A Tough Battle
With The Belfry

Spent three days at The Belfry earlier this week to play the Brabazon course which was the venue for the Ryder Cup in 1985, ‘89, ‘93 and 2002 — and it broke my heart.
Not that being there broke my heart. It was an absolute pleasure because the course is in tremendous nick, the sun shone brightly and the grub and the bars were as good as ever.
But my comeback that had started so well at Cardigan the previous week stuttered badly. It was silly of me to expect anything else. The Brabazon is not a course that a hacker convalescing from a major operation should tackle with much hope of success.
It is a tough test for anyone — evidenced by the fact that our party of nine lost 71 balls between us over our two outings.
I wrote last week that, feeling a little tentative about how my re-arranged chest and stomach would fare, I was swinging slower than I’d ever done and was hitting the ball much better as a result.

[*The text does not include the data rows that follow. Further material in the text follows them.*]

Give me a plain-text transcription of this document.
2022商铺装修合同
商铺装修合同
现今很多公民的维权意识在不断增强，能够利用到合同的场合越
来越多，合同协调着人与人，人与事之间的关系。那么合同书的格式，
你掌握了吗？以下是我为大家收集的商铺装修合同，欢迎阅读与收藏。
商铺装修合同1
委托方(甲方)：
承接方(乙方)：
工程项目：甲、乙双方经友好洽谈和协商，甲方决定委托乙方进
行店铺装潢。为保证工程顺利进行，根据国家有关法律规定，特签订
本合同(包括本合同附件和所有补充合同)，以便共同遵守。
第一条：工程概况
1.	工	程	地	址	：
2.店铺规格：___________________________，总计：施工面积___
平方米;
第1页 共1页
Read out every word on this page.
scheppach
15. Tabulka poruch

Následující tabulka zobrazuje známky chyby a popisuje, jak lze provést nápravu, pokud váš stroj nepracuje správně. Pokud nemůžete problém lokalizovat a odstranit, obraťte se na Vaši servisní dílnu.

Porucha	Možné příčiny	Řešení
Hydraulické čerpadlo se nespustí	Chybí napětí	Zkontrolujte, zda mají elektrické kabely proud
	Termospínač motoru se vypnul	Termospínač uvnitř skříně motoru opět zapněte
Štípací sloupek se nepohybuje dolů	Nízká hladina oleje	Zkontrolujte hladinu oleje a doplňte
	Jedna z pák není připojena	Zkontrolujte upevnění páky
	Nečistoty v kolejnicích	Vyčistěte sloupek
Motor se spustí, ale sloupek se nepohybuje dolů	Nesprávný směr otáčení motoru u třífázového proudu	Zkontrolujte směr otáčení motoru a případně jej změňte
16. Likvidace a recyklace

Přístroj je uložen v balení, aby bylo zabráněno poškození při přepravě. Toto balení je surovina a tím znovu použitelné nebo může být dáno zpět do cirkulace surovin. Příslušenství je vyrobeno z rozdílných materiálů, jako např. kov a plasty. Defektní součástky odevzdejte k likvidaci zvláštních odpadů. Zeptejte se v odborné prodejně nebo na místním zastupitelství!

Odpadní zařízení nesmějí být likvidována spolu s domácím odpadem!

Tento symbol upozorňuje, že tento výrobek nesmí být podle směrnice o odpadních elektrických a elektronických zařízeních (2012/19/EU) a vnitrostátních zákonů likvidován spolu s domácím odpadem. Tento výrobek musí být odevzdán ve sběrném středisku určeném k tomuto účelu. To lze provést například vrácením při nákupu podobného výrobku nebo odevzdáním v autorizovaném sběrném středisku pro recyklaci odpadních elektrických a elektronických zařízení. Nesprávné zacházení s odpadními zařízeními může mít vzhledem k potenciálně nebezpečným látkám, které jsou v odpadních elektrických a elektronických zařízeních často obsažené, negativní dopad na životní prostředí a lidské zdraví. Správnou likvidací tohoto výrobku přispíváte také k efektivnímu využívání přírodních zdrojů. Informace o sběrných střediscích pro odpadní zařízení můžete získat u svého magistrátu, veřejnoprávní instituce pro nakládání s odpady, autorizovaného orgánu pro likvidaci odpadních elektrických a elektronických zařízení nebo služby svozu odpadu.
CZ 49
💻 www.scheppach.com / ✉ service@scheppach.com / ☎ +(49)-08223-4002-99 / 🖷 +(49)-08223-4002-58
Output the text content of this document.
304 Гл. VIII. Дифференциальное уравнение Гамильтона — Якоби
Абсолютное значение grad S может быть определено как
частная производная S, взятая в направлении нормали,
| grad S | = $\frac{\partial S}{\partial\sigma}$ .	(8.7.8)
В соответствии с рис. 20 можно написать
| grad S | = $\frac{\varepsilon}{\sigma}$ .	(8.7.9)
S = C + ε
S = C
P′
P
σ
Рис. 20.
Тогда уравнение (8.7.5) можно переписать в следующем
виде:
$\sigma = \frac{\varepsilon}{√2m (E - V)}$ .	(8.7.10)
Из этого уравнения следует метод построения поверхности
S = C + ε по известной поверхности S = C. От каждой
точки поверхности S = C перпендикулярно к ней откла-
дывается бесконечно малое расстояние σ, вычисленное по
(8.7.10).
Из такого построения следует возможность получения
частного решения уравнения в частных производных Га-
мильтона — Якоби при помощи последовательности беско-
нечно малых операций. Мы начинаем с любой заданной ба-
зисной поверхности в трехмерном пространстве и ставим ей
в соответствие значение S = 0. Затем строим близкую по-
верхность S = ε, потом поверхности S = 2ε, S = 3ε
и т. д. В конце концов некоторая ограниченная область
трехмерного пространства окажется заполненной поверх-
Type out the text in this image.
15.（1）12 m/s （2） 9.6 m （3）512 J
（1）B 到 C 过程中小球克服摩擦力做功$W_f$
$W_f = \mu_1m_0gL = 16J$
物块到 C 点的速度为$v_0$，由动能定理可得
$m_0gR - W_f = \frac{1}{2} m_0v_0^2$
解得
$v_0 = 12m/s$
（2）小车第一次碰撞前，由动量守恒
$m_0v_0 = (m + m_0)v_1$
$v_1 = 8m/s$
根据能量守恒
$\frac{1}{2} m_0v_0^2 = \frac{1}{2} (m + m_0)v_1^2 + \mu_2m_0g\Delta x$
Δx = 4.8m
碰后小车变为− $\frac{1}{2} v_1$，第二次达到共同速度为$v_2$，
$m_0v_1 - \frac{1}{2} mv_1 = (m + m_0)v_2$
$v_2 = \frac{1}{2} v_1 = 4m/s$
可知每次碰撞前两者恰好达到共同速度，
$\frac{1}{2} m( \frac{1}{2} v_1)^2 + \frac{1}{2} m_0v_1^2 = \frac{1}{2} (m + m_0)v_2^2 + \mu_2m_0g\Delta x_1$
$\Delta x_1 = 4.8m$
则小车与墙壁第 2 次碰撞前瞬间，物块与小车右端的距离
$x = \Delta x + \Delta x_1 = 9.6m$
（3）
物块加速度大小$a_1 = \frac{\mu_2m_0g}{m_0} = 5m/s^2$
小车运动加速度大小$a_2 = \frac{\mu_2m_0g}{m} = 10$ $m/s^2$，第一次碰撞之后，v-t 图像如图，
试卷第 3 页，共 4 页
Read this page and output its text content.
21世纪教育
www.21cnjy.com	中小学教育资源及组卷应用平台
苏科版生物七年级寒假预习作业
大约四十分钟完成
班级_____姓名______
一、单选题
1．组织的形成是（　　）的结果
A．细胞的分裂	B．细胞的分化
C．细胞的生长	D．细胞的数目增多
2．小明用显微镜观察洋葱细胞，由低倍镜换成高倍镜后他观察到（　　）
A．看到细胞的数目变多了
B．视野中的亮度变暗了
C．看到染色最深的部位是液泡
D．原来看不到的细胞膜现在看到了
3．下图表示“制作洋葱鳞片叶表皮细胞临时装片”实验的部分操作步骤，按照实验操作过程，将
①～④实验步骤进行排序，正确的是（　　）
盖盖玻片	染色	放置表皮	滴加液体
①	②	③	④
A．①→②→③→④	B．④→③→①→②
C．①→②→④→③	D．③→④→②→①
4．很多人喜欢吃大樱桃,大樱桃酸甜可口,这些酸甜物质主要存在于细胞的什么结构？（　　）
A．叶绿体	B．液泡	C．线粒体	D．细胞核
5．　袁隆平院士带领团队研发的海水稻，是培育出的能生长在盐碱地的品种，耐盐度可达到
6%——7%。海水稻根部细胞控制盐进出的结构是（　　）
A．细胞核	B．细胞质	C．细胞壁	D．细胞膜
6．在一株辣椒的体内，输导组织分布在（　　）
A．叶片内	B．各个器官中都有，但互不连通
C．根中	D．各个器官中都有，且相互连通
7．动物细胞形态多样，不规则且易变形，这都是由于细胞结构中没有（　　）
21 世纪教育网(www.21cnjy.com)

Reader John Town emailed to warn me not to expect the slow swing to last more than a couple of weeks. There’s a man who knows his hackers. But, as difficult as it is to quell the demons who force you to speed up your swing, it wasn’t that which caused my downfall.
It was losing seven balls on the first nine that destroyed me. They all went in the water. I hadn’t played the Belfry for some years and I’d forgotten how much water snaked around the place. Most of them were decent hits but acted like water-seeking missiles.
When you have only three points at the half-way mark, demoralisation can set in pretty quickly but at least I did better on the back nine and came in with 11 points.
That was by no means the worst score in our little society we call the Dregs. We are all golf writers, mostly retired, and we’ve seen golf all over the world and on our travels we’ve seen a lot of dregs at the bottom of glasses.
My playing partners were Andy Dunn of the Sunday Mirror, who plays off 11 and who scored 19 points, and John Collard, the Belfry’s media consultant who plays off 22 and scored 16 points.
Two of the others, who shall remain anonymous, finished with six and seven. Peter Higgs, of the Mail on Sunday, had 11 points like me and we were only 10 points behind the leader, Bill Elliott, the chairman of the Association of Golf Writers. The scores summed up how difficult the course was.
But The Belfry has never been more popular. Director of Golf, Gary Silcock, told us that the number of rounds played over the Brabazon, the PGA National and the Derby courses rose by 10 per cent in 2011 taking the total to more than 300,000 over the past three years.
The place was in the news on August Bank Holiday when Today’s Golfer Demo Day was held in the PGA National Golf Academy and hundreds of golfers took advantage of free custom fittings.
They also witnessed the phenomenal long hitter Joe Miller become the first British golfer to drive the green at the 301 yards tenth with his putter. Joe also let loose a 440 yards drive at the sixth which finished ten feet from the pin. I’d like to say he four-putted but he was only there for the driving.
Thanks to four Ryder Cups and many other tournaments, The Belfry’s 10th and 18th holes have iconic status in the game and it is remarkable that only this year has anyone achieved a hole in one on the tenth.
They estimate that more than a million golfers have played the hole, including the finest players in the world, but it was only in March that it was aced. The honour went to a Welsh teenager, Dan O’Connor a three-handicapper from Maesteg, who was playing the course for the first time.
For the record, I took a five on each day and, since I was getting two shots, that’s three points. I do love short par fours with low stroke indexes.
My performance on the second day was hampered by the failure of my driver to connect with any consistency. Consequently, I struggled even to reach double figures. I scored a wretched nine and was expecting the booby prize. But Mike McDonnell, formerly of the Daily Mail, managed an even lower total and was presented with the four-feet long wooden spoon.
First place, and the handsome trophy, was shared by Andy Dunn and Bill Elliott. The others –Tony Stenson, of the Star, Jim Mossop, ex-Sunday Express, golf magazine writer, Dave Hamilton, Mitchell Platts, the European Tour’s director of corporate affairs and public relations, and Colm Smith, ex-Irish Independent — produced humdrum scores that didn’t feature at the top or the bottom.
But we all had a great time — and I console myself with the thought that’s precisely what we went for.